Birkaç yıl önce, yine bir ağustos, Bodrum’da belediyenin kahvesinde çayımı yudumluyorum. Yanımdaki döner koltuğa kırklı yaşlarda bir “Latino”, çukulata tenli bir adam geliyor. Göz göze geliyoruz, selamlaşıyoruz.

Neredensiniz diye konuşmaya başlıyorum. “Kübalıyım” deyince gülerekten memnuniyetimi gösteriyorum. Hele babasının, Fidel Castro’nun önde gelen bir danışmanı olduğunu söyleyince iş daha da renkleniyor: öyle ya, uzun yıllar önce üniversitedeki asistanım, Küba’nın fahri İstanbul konsolosluğu görevini yürütmüş, ben Küba konusunda çok sayıda konferans vermişim, makaleler yayımlamışım: Ve Atatürk’ün bir büstü Küba’da şerefle dikilmiş: Atatürk Türkiyesi Batı emperyalizmine karşı kurulmuş, bir anlamda Küba gibi birçok sömürülen ülkeye örnek olmuş.

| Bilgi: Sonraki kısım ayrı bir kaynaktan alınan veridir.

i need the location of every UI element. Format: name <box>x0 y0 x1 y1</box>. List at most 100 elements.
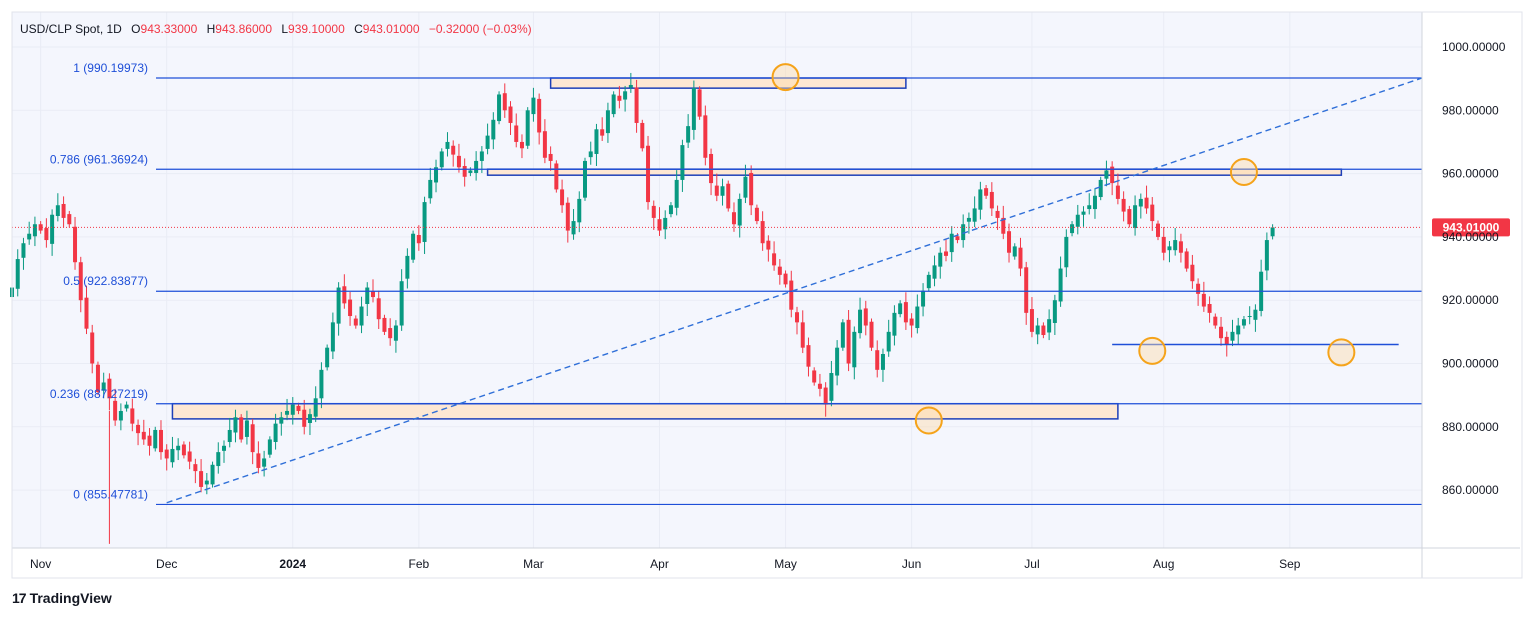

Ve ben bu Kübalı ile bir 30 Ağustos’ta deniz kıyısı kahvede yan yana düşmüşüm, ilginç bir rastlantı. Uzun yıllar öncesinde Alp Kuran’ın başkanlığındaki Türkiye Milli Gençlik Teşkilatı’nda (TMGT), bazı Kübalı gençlerle toplantılar yapmış biri olarak bulunmuşum. Ve şimdi Fidel’in önemli bir danışmanının oğlu ile Bodrum’da çene çalıyoruz.

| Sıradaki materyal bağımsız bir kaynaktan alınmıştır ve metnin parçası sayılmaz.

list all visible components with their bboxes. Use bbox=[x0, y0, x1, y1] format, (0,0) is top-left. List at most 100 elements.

Atatürk Türkiyesi ve Fidel’in Kübası: Küresel boyutta yerkürenin farklı noktalarında kaderleri bir süre de olsa kesişen ülkeler. Ve 30 Ağustos 2022’de Türkiye’de, eskilere oranla neden çok geniş bir kesim tarafından, olağanüstü bir coşkuyla kutlanmakta olduğunu düşünüyorum.

Çünkü “iç ve dış dengesizliklerde ülke için tehdit” o kadar olağanüstü boyutlara çıkmış ki halk daha büyük tepki vermeye başlamış: işçisinden köylüsüne, sivil toplum örgütünden sendikasına direnç artmış:

- Böyle giderse “dinciler ve şeriatçılar sisteme daha da hâkim olurlar” korkusu her sokakta, her mahallede, her kasabada yaygınlaşmaya başlamış.

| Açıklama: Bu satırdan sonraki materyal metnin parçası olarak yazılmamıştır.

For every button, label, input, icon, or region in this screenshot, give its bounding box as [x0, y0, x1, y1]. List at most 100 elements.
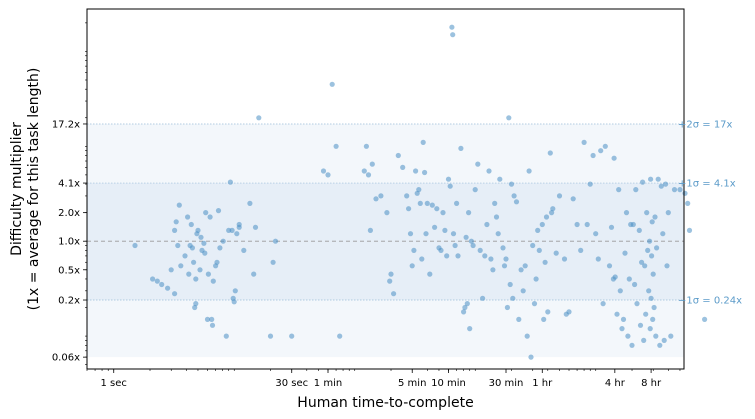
data-point — [231, 299, 237, 305]
data-point — [241, 247, 247, 253]
data-point — [649, 219, 655, 225]
sigma-bands — [87, 123, 684, 358]
data-point — [165, 285, 171, 291]
data-point — [545, 309, 551, 315]
data-point — [507, 281, 513, 288]
data-point — [647, 238, 653, 244]
data-point — [539, 221, 545, 228]
data-point — [668, 333, 674, 339]
data-point — [229, 227, 235, 233]
data-point — [413, 168, 419, 174]
data-point — [671, 187, 678, 193]
data-point — [566, 309, 572, 315]
data-point — [630, 221, 636, 228]
data-point — [625, 333, 631, 339]
data-point — [518, 267, 524, 273]
data-point — [202, 250, 208, 256]
data-point — [214, 259, 220, 265]
data-point — [367, 227, 373, 233]
x-tick-label: 5 min — [398, 378, 426, 389]
data-point — [482, 253, 488, 259]
data-point — [622, 250, 628, 256]
data-point — [556, 193, 563, 199]
data-point — [438, 247, 444, 253]
data-point — [329, 81, 335, 87]
data-point — [391, 291, 397, 297]
data-point — [511, 193, 517, 199]
data-point — [450, 32, 456, 38]
data-point — [201, 240, 207, 246]
data-point — [251, 271, 257, 277]
data-point — [267, 333, 274, 339]
data-point — [486, 168, 492, 174]
data-point — [508, 181, 515, 187]
data-point — [154, 278, 160, 284]
data-point — [449, 24, 455, 30]
data-point — [629, 342, 635, 348]
data-point — [467, 326, 473, 332]
data-point — [636, 227, 642, 233]
data-point — [195, 227, 201, 233]
data-point — [186, 271, 192, 277]
data-point — [642, 263, 648, 269]
data-point — [652, 214, 658, 220]
data-point — [653, 333, 659, 339]
data-point — [661, 337, 667, 343]
sigma-labels: +2σ = 17x +1σ = 4.1x −1σ = 0.24x — [678, 119, 742, 306]
data-point — [188, 221, 194, 228]
data-point — [614, 311, 620, 317]
data-point — [633, 187, 639, 193]
x-tick-label: 1 sec — [101, 378, 127, 389]
data-point — [651, 304, 657, 311]
data-point — [655, 176, 661, 182]
data-point — [522, 263, 528, 269]
data-point — [490, 267, 496, 273]
data-point — [365, 172, 372, 178]
data-point — [217, 245, 223, 251]
data-point — [657, 342, 663, 348]
data-point — [209, 316, 215, 322]
data-point — [447, 183, 453, 189]
data-point — [472, 187, 478, 193]
sigma-label-0: +2σ = 17x — [678, 119, 733, 130]
data-point — [526, 168, 532, 174]
data-point — [611, 155, 617, 161]
data-point — [650, 271, 656, 277]
data-point — [658, 183, 664, 189]
y-tick-label: 1.0x — [58, 237, 80, 248]
data-point — [247, 200, 253, 206]
x-tick-label: 10 min — [431, 378, 466, 389]
data-point — [232, 288, 238, 294]
data-point — [204, 316, 211, 322]
data-point — [325, 172, 331, 178]
data-point — [289, 333, 295, 339]
data-point — [593, 231, 599, 237]
data-point — [373, 196, 379, 202]
data-point — [416, 187, 422, 193]
data-point — [429, 202, 435, 208]
data-point — [590, 152, 596, 159]
data-point — [648, 295, 654, 301]
data-point — [547, 150, 553, 156]
data-point — [617, 288, 623, 294]
data-point — [524, 333, 530, 339]
data-point — [553, 250, 559, 256]
data-point — [272, 238, 279, 244]
data-point — [503, 256, 509, 262]
data-point — [504, 304, 510, 311]
data-point — [378, 193, 384, 199]
data-point — [168, 267, 174, 273]
sigma-label-3: −1σ = 0.24x — [678, 296, 742, 307]
data-point — [223, 333, 229, 339]
data-point — [587, 181, 593, 187]
data-point — [612, 274, 618, 280]
data-point — [270, 259, 276, 265]
data-point — [702, 316, 708, 322]
y-tick-label: 0.5x — [58, 265, 80, 276]
data-point — [533, 276, 539, 282]
data-point — [608, 224, 615, 230]
data-point — [175, 242, 181, 249]
data-point — [506, 115, 512, 121]
data-point — [452, 242, 458, 249]
data-point — [407, 231, 414, 237]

- Talan ve ulusal kaynakların israfı, haksız bir rekabet düzeni içinde olağanüstü yaygınlaşmış.

- Demokratik düzenden kademe kademe uzaklaştırılan bir ülke. Bu gelişmeler karşısında halkın 30 Ağustos’u bu yıl daha bir coşku ile kutlama sevdasını doğal görmeliyiz. Çünkü halkın büyük çoğunluğu demokrasiden ve çağdaş bir yaşam düzeninden yana.

Keşke, Denktaş’ın elinin değdiği Devrek bastonu yanında, Fidel Castro’nun da elinin değdiği bir bastonu “ele geçirebilseydim”, koleksiyonum daha da zenginleşirdi!

Uzun zaman önce bu köşede çıkan bir yazımın başlığı “Fidel’in tangosu ve Denktaş’ın valsi” idi...

VE İKİ ÇOK DEĞİŞİK KİTAP

2022 30 Ağustos vesilesi ile değerli dostum Emel Karagöz, rahmetli eşi Canberk Saylam iktisat fakültesinden sınıf arkadaşımdı, çok ilginç iki Atatürk ve Atatürk Türkiyesi kitaplarını yayımladı.

Ekspresyonist Atatürk kitabı olağanüstü Atatürk fotoğraflarlarıyla bezenmiş bir kitap.

İkinci kitap Atatürk Türkiyesi ise teknik olarak da olağanüstü bir özelliğe sahip. Fotoğraflarla birlikte, sosyal boyut da başarılı bir biçimde kitabı tamamlıyor.

Zor bulunacak (ve alınacak) olması ise işin tek dezavantajı. (Emel Karagöz, “Masaldan” Yayınları, 2022.)